Un plafond de dépenses revalorisé en 2026
Le plafond annuel par bénéficiaire applicable aux aides pour services à la personne (comme les CESU préfinancés) est porté à 2.591 euros à compter du 1er janvier 2026, contre 2.540 euros auparavant. Cette mesure permet aux employeurs d’intégrer une base légèrement plus élevée dans le calcul du crédit d’impôt à 25% pour ces dépenses spécifiques.

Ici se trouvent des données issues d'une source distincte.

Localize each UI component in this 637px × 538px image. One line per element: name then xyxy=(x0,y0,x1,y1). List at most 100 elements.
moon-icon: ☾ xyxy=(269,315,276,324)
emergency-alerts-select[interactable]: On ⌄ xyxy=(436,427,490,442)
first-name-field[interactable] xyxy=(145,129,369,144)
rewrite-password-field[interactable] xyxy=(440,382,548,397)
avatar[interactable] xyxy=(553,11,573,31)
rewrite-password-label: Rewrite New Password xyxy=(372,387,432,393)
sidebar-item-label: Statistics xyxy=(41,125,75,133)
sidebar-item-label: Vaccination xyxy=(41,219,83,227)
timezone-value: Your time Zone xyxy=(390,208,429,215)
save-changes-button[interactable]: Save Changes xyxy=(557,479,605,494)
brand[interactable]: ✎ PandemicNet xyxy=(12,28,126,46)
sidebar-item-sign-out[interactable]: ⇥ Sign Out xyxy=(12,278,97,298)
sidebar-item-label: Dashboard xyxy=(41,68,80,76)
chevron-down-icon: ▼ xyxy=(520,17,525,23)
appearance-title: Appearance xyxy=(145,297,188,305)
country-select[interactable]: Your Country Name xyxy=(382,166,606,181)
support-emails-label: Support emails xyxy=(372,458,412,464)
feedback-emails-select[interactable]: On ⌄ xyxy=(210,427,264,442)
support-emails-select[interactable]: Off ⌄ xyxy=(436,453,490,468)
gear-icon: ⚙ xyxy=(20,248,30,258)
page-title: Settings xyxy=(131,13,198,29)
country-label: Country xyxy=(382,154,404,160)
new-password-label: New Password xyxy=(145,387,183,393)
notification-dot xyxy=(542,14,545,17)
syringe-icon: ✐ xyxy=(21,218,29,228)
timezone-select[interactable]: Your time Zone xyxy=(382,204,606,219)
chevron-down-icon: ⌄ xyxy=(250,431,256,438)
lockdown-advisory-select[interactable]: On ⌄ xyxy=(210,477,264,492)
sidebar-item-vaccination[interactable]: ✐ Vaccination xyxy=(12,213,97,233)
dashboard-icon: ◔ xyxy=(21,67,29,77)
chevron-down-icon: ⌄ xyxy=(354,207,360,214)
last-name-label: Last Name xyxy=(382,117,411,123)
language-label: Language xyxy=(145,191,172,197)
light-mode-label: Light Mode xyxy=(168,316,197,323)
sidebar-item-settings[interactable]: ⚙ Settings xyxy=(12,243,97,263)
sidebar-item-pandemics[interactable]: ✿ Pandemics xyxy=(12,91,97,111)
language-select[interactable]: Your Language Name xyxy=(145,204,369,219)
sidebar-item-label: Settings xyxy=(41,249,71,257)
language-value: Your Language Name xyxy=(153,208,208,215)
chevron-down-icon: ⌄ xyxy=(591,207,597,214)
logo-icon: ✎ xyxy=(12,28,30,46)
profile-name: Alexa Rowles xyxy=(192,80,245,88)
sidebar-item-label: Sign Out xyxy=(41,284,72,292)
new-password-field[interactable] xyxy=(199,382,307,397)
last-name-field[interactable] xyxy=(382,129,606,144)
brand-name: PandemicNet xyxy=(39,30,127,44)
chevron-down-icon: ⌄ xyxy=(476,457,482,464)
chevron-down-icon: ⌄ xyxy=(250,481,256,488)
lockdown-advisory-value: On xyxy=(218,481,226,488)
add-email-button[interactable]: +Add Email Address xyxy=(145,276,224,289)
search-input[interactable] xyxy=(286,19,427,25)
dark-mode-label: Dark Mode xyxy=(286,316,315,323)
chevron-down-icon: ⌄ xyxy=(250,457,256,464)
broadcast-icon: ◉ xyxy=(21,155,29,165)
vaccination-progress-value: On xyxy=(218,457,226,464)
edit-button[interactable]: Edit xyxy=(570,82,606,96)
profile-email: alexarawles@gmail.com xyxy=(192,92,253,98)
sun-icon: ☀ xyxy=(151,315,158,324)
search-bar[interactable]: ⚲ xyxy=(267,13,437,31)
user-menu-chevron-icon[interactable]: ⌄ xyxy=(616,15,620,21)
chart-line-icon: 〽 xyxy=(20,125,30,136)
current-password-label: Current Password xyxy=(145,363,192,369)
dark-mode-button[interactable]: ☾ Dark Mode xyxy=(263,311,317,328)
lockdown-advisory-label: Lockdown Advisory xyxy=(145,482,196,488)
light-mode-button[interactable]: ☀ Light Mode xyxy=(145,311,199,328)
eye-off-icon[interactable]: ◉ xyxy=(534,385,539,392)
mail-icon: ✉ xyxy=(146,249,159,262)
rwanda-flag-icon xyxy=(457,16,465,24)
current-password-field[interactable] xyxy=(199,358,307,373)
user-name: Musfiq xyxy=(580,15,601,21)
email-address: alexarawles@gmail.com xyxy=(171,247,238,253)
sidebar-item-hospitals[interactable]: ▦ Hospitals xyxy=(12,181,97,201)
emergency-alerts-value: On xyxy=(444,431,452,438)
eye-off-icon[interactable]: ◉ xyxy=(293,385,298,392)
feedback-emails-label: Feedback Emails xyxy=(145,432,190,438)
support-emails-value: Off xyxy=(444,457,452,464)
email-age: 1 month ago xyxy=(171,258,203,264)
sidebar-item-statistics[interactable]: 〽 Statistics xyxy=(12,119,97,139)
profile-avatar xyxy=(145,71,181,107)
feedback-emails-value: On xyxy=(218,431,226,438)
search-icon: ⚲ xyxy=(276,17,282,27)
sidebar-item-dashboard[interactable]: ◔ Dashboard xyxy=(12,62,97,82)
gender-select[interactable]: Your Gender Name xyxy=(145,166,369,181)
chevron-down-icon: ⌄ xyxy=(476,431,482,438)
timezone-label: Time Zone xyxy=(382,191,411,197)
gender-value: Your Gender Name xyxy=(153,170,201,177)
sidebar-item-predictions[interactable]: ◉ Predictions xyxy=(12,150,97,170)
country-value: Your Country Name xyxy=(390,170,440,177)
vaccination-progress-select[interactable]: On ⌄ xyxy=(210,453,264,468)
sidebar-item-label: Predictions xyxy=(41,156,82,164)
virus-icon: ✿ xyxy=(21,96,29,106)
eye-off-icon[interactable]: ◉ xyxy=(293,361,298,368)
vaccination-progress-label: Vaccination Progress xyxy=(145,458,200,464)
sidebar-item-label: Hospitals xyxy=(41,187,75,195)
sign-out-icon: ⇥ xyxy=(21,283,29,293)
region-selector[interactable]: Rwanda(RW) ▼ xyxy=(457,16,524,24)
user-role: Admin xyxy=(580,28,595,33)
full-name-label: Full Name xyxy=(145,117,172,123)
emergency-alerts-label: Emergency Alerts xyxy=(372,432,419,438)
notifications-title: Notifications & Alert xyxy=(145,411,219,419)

Elle s’ajoute au plafond global de 500.000 euros par entreprise et par année civile.
Conditions juridiques d’éligibilité au CIF
Seules les entreprises soumises à un régime réel d’imposition (régime réel normal ou réel simplifié ou régime de la déclaration contrôlée pour les BNC) peuvent bénéficier du CIF, qu’elles relèvent de l’impôt sur le revenu ou de l’impôt sur les sociétés.
Les établissements publics et associations assujettis à l’IS sont également éligibles, quelle que soit leur activité, à condition d’employer au moins un salarié. Les micro-entreprises en sont expressément exclues.
Les dépenses doivent concerner les enfants de moins de trois ans des salariés et dirigeants (à condition que ces aides profitent à l’ensemble du personnel selon des critères identiques). Deux catégories sont retenues :
- les frais d’accueil en établissement (crèches, haltes-garderies) : taux de crédit d’impôt de 50%,
- les services à la personne : taux de crédit d’impôt de 25% dans la limite du plafond revalorisé.
Obligations déclaratives
Pour activer le crédit, l’entreprise doit joindre le formulaire n° 2069-FA-SD à sa déclaration 2042-C-PRO (IR) ou 2572-SD (IS), et indiquer le montant via le formulaire 2069-RCI-SD. Le CIF s’impute sur l’impôt dû au titre de l’année des dépenses ; l’excédent est remboursable. Les justificatifs des dépenses doivent être conservés pour tout contrôle fiscal.